The Turkish government will use the Build-Operate-Transfer (BOT) model, a model currently used in Turkey to finance large works and infrastructure projects. 
 
Needs are great but the ability of the public sector to provide finance is limited. Since 2008, the ruling conservative party in Turkey (JDP), a disciple of liberal economic policies, has therefore adopted legislative reforms to promote BOT contracts and provide a single text as a framework for the various types of PPP.
 
With the country experiencing rapid growth, the number of PPP has multiplied in recent years. "Compared with other emerging economies, Turkey already has high-quality infrastructure.  But it will have to keep developing in order to catch up with Member States of the EU and European standards", said Andrew Vorking, Secretary-General of the World Bank, at a summit on the PPP organised by the UNDP in Istanbul in 2006.  
 
However, it has long used such a system. During the Ottoman Empire, the State awarded concessions to companies, often foreign companies, for the provision of electricity, tobacco, postal services, industries, etc. And in 1984, Ankara adopted its first law to authorise electricity generation by private companies, clearing the path for the first PPP. "The PPP is another step towards the deregulation of the economy", says Ali Güner Tekin, former director of the privatisation department. 

Roads, ports, customs...

Since then, the construction of motorways (Istanbul-Gebze-Izmir and Ankara- Izmir), ports (such as Trabzon), customs services at borders with Bulgaria, Greece, Iraq and Syria and terminals at international airports have imitated this pattern.  

The JDP has launched a number of projects in the form of BOT in energy (power stations, barrages and wind farms), transport, tourism (around ten marinas), mines and health.  

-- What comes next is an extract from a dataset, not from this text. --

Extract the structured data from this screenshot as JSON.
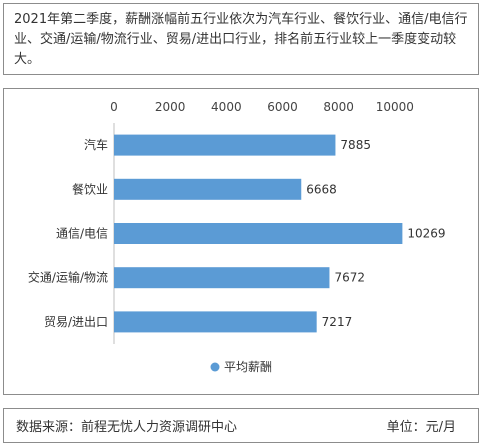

The Turkish government has extended the scope of these contracts to education, culture and justice "to compensate for the absence of clear rules in these sectors”, explains Mehmet Uzunkaya, expert to the sub-secretariat to the Plan.   
 
The new legislation is supposed to make the allocation process more transparent. It has also allowed the establishment of a specialist central administration within the sub-secretariat to the Plan. In 2010, a second law saw the light of day to coordinate procedures and "develop second-generation PPP", according to Ali Tekin: variants on the BOT, where the private partner is responsible for one or more stages, from the design, location, scope and operation to the transfer of the activity.